“Is this the line for the Mona Lisa?” the older woman behind me asked as her husband moved up and down the snaking procession of people asking anyone who looked like an official Louvre employee if they’d actually made it to their destination.
There we stood, eyes alighting upon the gorgeous glass Pyramide du Louvre that is the iconic “You are here” sign for the magnificent museum. It was 8:52 a.m. and the line tripled, then quadrupled, then trickled well past the initial security screen and out into the rainy morning.
We had arrived, nearly ten minutes early in fact, for our 9 a.m. appointment. We’d done everything in our power to ensure such a meeting took place—bought our tickets in advance, made reservations online, left nothing to chance.
However, I. M. Pei’s architectural wonder could not convince those of us who had another sort of iconic masterpiece in mind that we’d not screwed this all up and would be stuck in a line that led to, well, not what we came to see.
It turned out that EVERYONE was in line for a visit with La Gioconda, and we’d totally done the right thing. Those of us with advance tickets and reservations for the very first slot of the day trotted right through, up the stairs, up more stairs, and then some more, and one more flight just to make sure.

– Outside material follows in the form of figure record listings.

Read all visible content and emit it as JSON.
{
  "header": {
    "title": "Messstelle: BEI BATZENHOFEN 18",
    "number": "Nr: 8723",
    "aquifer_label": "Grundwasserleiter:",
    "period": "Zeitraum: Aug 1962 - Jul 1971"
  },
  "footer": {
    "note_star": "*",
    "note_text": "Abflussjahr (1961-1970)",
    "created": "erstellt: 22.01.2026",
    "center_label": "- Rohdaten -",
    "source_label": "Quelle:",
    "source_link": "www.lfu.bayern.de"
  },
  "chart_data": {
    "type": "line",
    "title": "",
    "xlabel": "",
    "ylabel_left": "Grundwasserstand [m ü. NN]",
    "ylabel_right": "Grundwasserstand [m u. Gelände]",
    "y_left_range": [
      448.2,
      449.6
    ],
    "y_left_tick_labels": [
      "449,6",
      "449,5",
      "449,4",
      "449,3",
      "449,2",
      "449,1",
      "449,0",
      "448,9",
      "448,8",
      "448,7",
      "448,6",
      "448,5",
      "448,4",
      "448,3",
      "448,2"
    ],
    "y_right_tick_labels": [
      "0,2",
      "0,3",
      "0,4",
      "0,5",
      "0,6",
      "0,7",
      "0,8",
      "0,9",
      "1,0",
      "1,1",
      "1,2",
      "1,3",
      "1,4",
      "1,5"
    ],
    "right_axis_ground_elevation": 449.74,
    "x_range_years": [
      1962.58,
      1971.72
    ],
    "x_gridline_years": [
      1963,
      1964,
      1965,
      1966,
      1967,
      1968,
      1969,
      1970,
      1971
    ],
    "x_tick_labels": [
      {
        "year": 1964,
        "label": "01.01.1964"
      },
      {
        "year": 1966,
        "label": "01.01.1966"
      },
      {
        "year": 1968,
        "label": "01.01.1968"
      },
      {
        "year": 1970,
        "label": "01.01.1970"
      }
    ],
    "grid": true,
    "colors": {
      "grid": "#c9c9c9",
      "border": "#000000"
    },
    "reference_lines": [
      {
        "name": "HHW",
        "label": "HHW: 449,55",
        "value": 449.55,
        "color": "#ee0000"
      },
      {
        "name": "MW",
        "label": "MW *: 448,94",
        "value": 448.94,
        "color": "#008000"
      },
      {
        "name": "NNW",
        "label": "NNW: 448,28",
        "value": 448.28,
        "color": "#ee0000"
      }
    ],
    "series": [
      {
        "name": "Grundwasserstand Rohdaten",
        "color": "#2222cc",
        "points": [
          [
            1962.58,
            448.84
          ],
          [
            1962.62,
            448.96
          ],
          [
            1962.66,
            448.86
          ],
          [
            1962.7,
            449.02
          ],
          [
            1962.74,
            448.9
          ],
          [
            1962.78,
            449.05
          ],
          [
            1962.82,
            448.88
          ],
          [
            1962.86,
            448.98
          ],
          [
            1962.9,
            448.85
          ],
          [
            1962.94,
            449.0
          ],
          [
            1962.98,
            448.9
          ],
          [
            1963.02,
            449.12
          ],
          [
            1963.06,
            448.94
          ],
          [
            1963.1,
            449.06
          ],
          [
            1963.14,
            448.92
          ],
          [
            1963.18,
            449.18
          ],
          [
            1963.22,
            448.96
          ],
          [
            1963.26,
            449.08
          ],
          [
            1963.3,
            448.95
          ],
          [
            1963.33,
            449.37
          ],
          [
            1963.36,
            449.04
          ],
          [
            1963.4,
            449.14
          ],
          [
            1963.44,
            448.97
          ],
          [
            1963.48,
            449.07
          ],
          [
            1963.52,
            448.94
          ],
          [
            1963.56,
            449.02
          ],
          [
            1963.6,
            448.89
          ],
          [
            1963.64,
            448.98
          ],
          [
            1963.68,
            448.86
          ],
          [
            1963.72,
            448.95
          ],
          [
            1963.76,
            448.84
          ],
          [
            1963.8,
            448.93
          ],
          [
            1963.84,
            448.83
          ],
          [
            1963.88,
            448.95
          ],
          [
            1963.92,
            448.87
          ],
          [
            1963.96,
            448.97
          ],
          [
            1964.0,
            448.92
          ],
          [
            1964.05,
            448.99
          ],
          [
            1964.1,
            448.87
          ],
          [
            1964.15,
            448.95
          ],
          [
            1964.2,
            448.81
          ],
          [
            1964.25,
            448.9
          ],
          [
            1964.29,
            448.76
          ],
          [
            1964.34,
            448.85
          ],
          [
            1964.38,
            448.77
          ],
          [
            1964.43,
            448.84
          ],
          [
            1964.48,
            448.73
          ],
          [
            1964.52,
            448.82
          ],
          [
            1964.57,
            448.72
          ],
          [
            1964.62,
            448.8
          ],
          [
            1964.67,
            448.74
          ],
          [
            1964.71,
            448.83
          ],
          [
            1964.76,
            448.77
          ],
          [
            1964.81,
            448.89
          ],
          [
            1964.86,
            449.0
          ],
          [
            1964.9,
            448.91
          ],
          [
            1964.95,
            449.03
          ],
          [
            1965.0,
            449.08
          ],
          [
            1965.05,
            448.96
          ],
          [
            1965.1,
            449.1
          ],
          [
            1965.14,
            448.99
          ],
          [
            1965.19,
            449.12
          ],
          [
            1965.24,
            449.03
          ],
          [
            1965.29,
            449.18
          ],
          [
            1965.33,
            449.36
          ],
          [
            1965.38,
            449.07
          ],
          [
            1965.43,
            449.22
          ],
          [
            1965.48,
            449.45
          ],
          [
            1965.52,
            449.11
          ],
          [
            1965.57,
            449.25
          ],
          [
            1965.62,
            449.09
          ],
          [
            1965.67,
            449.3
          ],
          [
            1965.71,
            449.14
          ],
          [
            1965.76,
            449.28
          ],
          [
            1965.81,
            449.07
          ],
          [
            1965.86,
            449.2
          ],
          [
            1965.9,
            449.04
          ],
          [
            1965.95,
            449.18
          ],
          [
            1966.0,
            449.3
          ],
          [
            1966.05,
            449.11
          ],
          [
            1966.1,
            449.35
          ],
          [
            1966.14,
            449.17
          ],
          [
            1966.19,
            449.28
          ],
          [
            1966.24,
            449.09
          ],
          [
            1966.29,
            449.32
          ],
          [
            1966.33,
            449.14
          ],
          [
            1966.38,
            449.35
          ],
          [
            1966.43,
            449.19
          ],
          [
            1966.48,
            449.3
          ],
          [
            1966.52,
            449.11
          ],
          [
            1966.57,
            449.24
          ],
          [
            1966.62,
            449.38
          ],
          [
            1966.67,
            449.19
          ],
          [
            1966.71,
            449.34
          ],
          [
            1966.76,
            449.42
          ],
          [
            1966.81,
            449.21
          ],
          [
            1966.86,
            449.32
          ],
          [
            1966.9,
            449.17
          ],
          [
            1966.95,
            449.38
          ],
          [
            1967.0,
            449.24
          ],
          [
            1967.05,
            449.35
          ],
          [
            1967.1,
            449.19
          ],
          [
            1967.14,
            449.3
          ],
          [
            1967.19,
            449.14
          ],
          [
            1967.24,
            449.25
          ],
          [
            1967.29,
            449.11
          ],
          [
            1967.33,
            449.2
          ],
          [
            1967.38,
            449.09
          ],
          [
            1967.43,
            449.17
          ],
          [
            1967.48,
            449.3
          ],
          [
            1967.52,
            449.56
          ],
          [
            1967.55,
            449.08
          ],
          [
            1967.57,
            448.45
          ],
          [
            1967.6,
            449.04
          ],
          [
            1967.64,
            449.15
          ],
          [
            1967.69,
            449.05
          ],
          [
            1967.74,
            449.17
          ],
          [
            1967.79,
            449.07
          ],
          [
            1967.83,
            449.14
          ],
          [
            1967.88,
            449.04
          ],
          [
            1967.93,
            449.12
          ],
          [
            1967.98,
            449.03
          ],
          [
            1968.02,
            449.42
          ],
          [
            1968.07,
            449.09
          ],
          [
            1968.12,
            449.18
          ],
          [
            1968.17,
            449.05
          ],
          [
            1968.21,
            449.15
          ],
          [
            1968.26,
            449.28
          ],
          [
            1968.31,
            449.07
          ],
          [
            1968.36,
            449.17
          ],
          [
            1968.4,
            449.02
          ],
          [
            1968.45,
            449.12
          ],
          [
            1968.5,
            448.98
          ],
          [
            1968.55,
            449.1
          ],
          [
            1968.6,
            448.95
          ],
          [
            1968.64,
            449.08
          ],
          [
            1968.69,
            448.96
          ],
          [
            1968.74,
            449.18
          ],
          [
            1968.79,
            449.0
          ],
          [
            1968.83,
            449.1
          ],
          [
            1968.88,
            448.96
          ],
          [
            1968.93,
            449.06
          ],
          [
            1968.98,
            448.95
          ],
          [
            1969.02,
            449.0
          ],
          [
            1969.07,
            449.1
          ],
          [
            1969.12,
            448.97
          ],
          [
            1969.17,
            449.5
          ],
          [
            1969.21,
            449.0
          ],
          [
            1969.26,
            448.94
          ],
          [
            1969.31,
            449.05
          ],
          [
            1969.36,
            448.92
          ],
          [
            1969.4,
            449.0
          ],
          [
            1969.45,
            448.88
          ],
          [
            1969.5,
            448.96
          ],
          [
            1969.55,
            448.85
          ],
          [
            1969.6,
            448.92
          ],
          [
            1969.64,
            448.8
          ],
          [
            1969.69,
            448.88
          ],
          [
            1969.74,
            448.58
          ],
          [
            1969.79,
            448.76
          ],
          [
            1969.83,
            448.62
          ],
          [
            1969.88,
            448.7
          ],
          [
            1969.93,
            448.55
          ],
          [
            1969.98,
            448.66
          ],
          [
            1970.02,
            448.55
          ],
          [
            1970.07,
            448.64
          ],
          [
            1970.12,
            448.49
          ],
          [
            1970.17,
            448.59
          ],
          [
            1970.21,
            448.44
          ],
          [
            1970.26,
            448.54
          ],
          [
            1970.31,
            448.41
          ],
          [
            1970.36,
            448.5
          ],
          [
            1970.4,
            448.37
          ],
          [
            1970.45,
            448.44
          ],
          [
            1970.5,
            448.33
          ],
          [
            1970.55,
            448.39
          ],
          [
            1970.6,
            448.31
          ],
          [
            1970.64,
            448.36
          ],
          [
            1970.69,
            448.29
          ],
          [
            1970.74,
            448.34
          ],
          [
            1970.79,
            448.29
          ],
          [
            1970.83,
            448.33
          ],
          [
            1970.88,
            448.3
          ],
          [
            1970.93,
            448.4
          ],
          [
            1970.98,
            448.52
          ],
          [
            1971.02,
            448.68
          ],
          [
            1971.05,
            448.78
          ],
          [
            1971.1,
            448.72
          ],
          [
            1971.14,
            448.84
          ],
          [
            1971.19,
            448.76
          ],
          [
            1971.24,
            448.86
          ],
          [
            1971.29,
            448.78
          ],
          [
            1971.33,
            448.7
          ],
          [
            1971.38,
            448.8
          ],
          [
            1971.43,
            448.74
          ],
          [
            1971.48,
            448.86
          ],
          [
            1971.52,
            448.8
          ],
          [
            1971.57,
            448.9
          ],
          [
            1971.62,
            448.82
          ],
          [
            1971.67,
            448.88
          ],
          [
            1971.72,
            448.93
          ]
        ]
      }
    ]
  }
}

The museum docent that I stopped to talk to at the top of the stairs said that in half an hour those stairs would be packed with people waiting, waiting, waiting. Some might wait for three hours for a glimpse at the beauty beyond the doorway.
So, I stopped talking and scurried toward the magnificent Galerie Médicis where she stood, glassed-in, amongst some of the most spectacular paintings in the history of art.
Dwarfed by the size and absolute divinity of the 24-panel Marie de’ Medici Cycle painted by Rubens 400 years ago, there she sat, roped off, barely visible. Visitors, fifty or so at a time, were let past the ropes that kept them penned back from her as well.
With that, the stopwatch began.
That was all the time you had in her presence.
Time enough to click a selfie, take a picture or two, and then—poof—all the anticipation and work put in to stand even in her vicinity was over.
It was the most magnificent moment of my life.
No woman on this Earth is more mysterious and sought-after than the Mona Lisa. From obscurity to utter obsession, the world has latched itself upon this simple portrait. Everyone seems willing to speculate on her identity and nobody really knows who she is.
I spent far more time with her in other places—hours and hours at Clos Lucé and in da Vinci’s gardens at Amboise.
However, that one minute proved one thing to me—that this glorious goddess with whom women crave a moment and men desire with the greatest of passion is a vessel for immeasurable power.
While men wage war on the Earth, she conquers the mind. Her territory, her imperialism, lies within.
And so, Woman On The Wall seeks to explore the true identity of La Gioconda, this woman who has inexplicably captured our hearts, as she watches over the world.